Mike Pompeo et Jim Mattis ont défendu l'alliance avec Ryad mais les sénateurs ont dit leur volonté de ne "pas continuer à prendre part à ce désastre humanitaire"

Le secrétaire d'Etat Mike Pompeo s'adresse aux médias après une réunion à huis-clos sur l'Arabie saoudite, au Capitole, à Washington DC, le 28 novembre 2018. (Crédit : AP /Pablo Martinez Monsivais)
Le secrétaire d'Etat Mike Pompeo s'adresse aux médias après une réunion à huis-clos sur l'Arabie saoudite, au Capitole, à Washington DC, le 28 novembre 2018. (Crédit : AP /Pablo Martinez Monsivais)

Très remontés depuis le meurtre du journaliste Jamal Khashoggi, les parlementaires américains ont adressé un coup de semonce à l’administration Trump: une résolution pour cesser tout soutien militaire à Ryad dans la guerre au Yémen a franchi mercredi un premier obstacle au Sénat.

Le chef de la diplomatie américaine Mike Pompeo et le ministre de la Défense Jim Mattis, qui avaient fait le déplacement au Congrès dans la matinée pour les convaincre de rester au côté de l’Arabie saoudite, n’auront visiblement pas su trouver les bons arguments.

Dans l’après-midi, 63 sénateurs républicains et démocrates – contre 37 – ont donné leur feu vert à un débat sur la résolution bipartisane.

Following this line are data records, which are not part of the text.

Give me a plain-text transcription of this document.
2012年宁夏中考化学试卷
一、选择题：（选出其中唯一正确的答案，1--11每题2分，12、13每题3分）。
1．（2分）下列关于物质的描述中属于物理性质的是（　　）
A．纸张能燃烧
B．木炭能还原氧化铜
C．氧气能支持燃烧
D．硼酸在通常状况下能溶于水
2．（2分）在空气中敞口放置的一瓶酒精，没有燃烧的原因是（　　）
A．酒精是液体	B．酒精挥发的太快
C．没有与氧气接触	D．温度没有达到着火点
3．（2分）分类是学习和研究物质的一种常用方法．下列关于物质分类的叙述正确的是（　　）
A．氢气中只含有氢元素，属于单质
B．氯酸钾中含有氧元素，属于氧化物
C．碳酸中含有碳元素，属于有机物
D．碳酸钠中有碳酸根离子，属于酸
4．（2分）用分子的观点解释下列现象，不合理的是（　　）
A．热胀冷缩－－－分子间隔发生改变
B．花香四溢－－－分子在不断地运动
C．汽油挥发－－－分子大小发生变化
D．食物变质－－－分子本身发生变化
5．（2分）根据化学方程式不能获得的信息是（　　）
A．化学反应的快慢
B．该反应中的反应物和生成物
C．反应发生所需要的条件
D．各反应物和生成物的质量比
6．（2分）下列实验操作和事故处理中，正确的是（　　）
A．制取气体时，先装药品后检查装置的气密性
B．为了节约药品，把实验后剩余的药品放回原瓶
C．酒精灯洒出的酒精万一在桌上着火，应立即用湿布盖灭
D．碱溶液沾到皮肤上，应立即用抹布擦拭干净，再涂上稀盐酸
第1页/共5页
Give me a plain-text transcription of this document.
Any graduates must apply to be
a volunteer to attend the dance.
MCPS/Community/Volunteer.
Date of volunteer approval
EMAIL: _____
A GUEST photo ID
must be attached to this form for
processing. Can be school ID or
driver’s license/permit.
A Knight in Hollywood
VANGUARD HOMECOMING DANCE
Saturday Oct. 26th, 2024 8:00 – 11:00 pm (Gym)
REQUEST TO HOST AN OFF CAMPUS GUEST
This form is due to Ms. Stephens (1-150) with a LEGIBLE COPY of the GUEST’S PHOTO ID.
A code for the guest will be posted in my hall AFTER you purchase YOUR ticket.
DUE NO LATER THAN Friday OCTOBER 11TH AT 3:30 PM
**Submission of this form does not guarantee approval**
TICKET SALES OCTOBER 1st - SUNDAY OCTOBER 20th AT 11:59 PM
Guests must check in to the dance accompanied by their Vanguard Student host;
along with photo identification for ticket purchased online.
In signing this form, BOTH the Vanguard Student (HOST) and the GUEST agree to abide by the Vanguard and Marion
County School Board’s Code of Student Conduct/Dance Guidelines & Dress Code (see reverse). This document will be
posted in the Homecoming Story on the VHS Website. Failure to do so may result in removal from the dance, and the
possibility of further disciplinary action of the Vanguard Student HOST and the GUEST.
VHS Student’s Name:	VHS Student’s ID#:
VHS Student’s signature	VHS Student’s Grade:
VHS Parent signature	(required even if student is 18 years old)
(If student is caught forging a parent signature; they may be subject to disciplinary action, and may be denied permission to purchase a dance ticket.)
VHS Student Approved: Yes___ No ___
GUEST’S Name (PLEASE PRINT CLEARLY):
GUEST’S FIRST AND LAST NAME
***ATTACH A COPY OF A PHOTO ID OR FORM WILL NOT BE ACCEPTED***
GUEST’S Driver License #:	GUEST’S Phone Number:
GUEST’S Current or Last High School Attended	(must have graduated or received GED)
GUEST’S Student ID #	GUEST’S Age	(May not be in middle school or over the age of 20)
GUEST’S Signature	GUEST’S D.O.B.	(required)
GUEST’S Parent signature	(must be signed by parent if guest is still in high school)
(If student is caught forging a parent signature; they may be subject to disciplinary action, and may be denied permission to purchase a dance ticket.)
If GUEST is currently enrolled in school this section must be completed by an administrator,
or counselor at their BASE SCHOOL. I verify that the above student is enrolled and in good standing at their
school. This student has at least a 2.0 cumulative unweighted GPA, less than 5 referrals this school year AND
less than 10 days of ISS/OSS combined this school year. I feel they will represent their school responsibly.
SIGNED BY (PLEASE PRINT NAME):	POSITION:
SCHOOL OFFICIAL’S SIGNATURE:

Cette large majorité ne préjuge pas du vote final sur le texte, qui pourrait n’intervenir que la semaine prochaine, mais donne une idée du malaise des élus.

En mars, cette même résolution avait échoué au Sénat, n’obtenant que 44 voix.

Image extraite d’une vidéo datée de mars 2018 fournie par Metafora Production, dans laquelle Jamal Khashoggi donne une interview. (Crédit : Metafora Production via AP)

Mercredi, plusieurs sénateurs ont affirmé que cette fois, une majorité semblait s’esquisser, de nombreux parlementaires ayant fait part de leur écœurement après l’assassinat du journaliste saoudien et de leur frustration face à la réponse de Donald Trump.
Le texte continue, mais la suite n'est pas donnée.